Bio‐inspired Thermal Diode with Anti‐Gravity Unidirectional Heat Transfer and Switchable Functionality for Intelligent Thermal Management

Abstract

AbstractPhase‐change thermal diodes with asymmetric and adjustable heat transfer capacity exhibit great application prospects in spacecraft heat management and solar energy storage. Current heat modulation strategies mainly depend on the anisotropic assistance from gravity and the rectification ratio can hardly be adjusted due to the immobilized inner structures.

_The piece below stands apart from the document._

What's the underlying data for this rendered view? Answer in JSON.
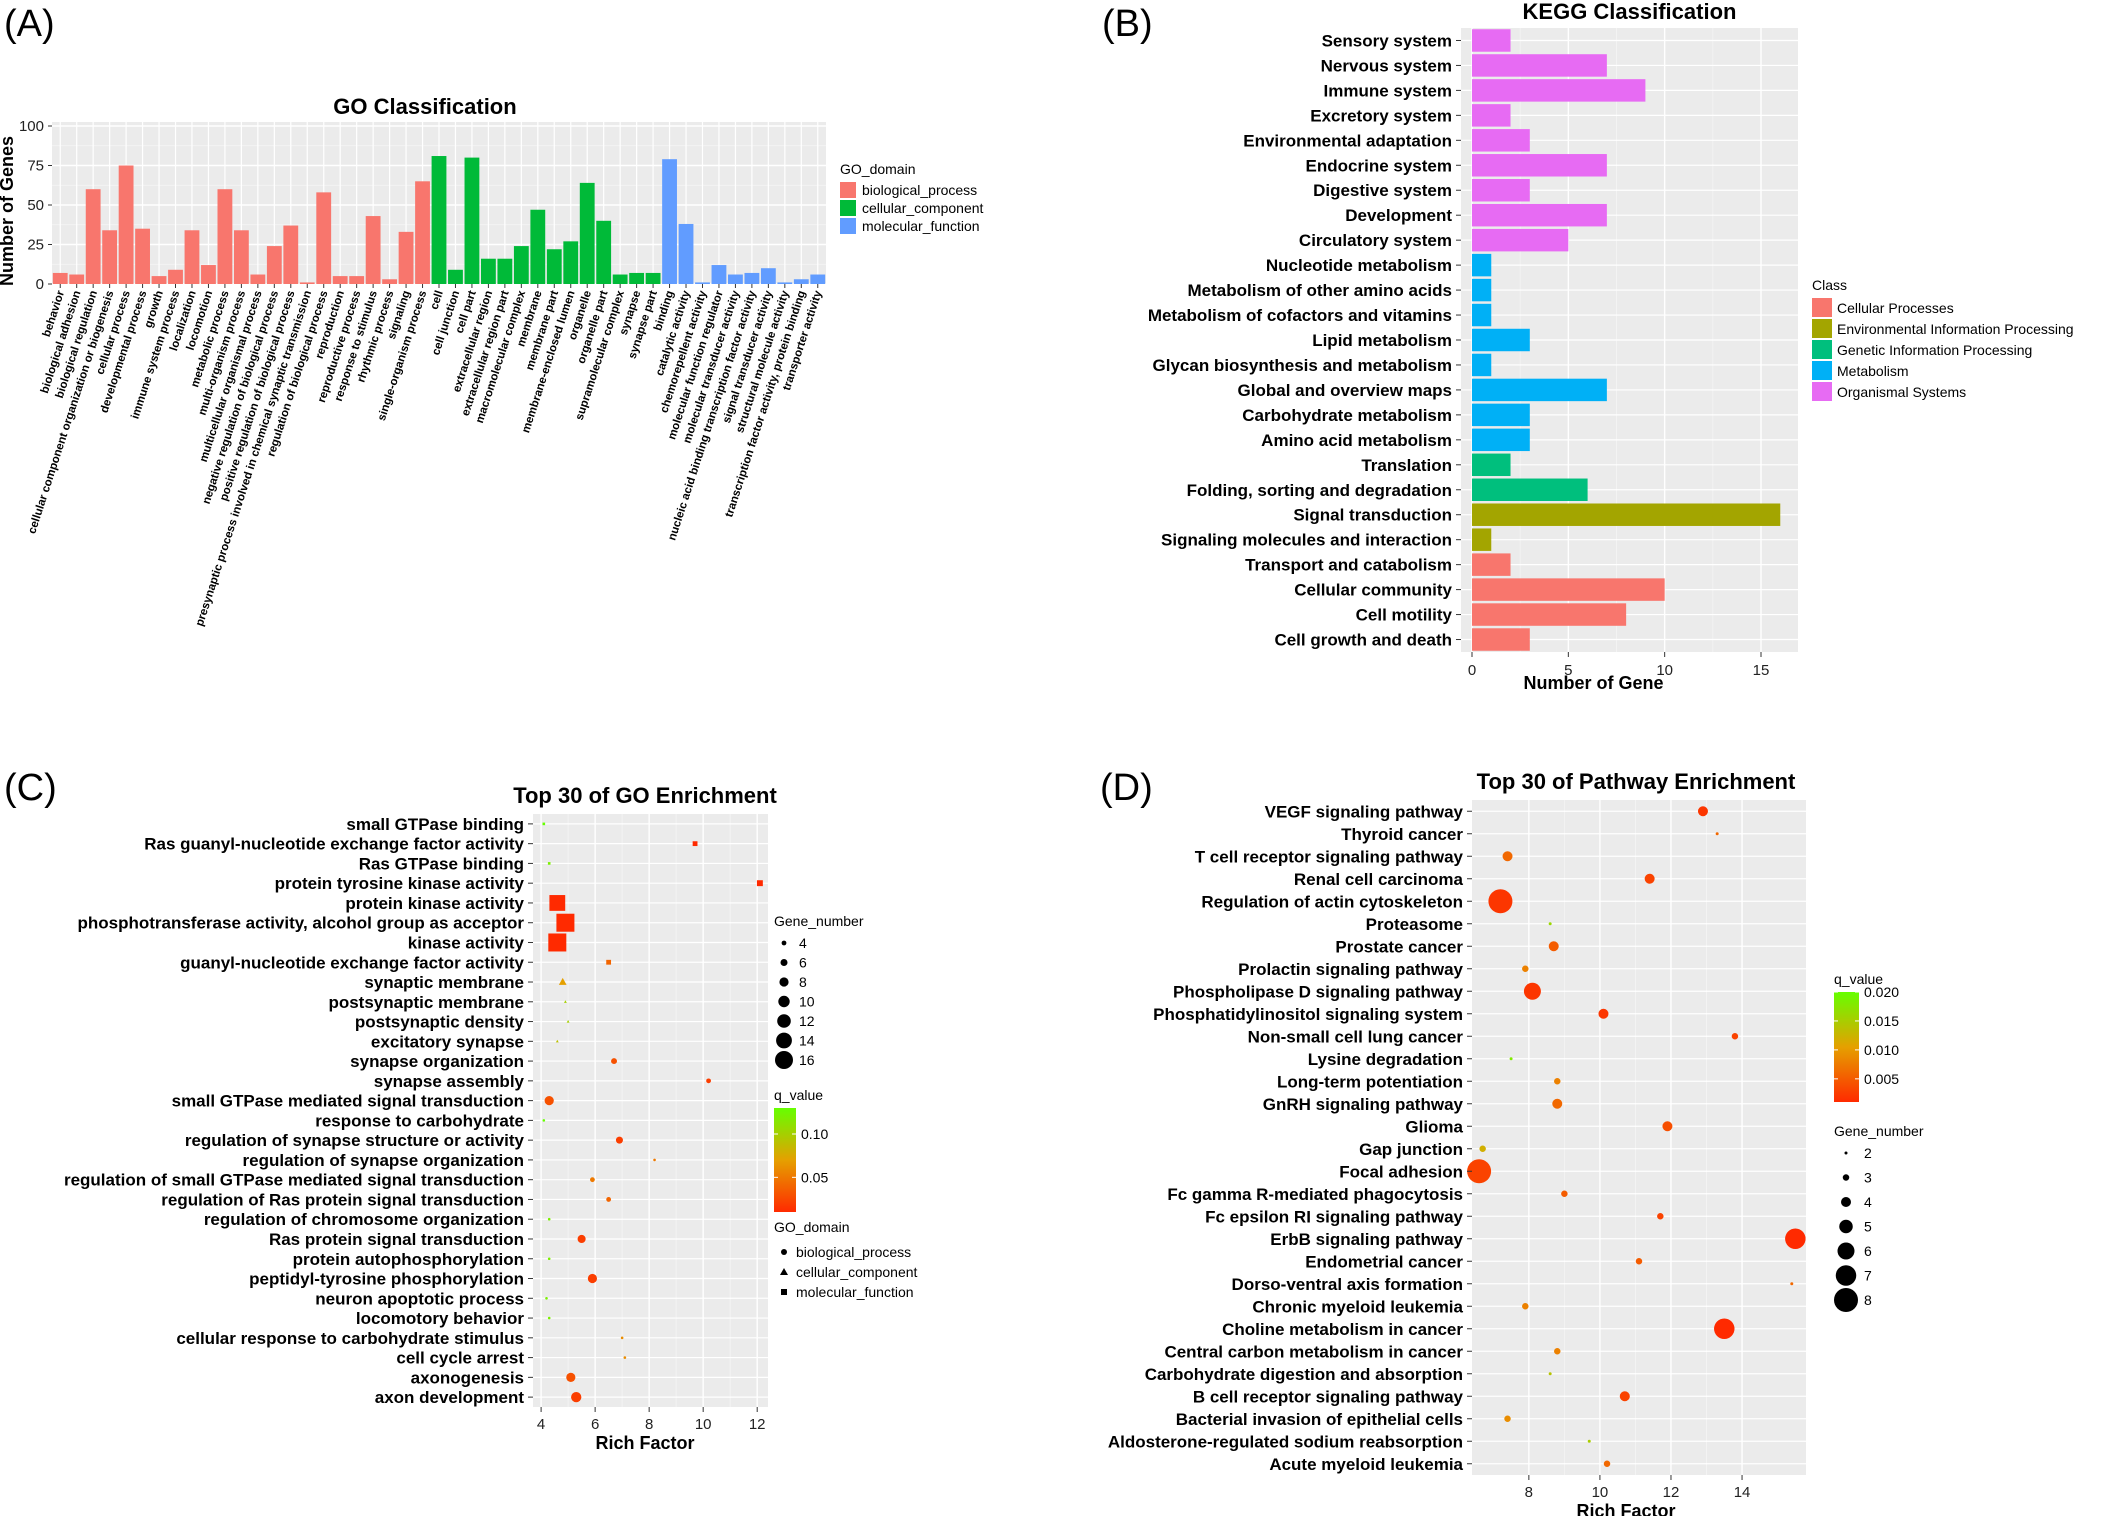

Here, a novel bioinspired thermal diode vapor chamber has been carried out with magnetic microgroove cones array sealed between two copper plates, where the evaporating plate with porous copper foam can reserve water and the condensing plate with patterned wettability can coagulate vapor into droplets at designated spot. With microgroove cones rooting from the evaporating plate and their tips contacting the condensing plate, these cones can directionally and rapidly transport condensed liquid from the condensing plate to evaporating plate under the unbalanced strong capillarity while prohibiting water flowing backward. This eventually leads to unidirectional liquid‐vapor circulation and anti‐gravitational directional heat transferring with a rectification ratio as high as 7.4. Such flowing of liquid can also be regulated by magnetically controlling the bending of cones to realize switched ON–OFF of thermal diode and achieve further modulation of heat management. This bioinspired thermal diode vapor chamber provides new ideas for intelligent thermal management systems.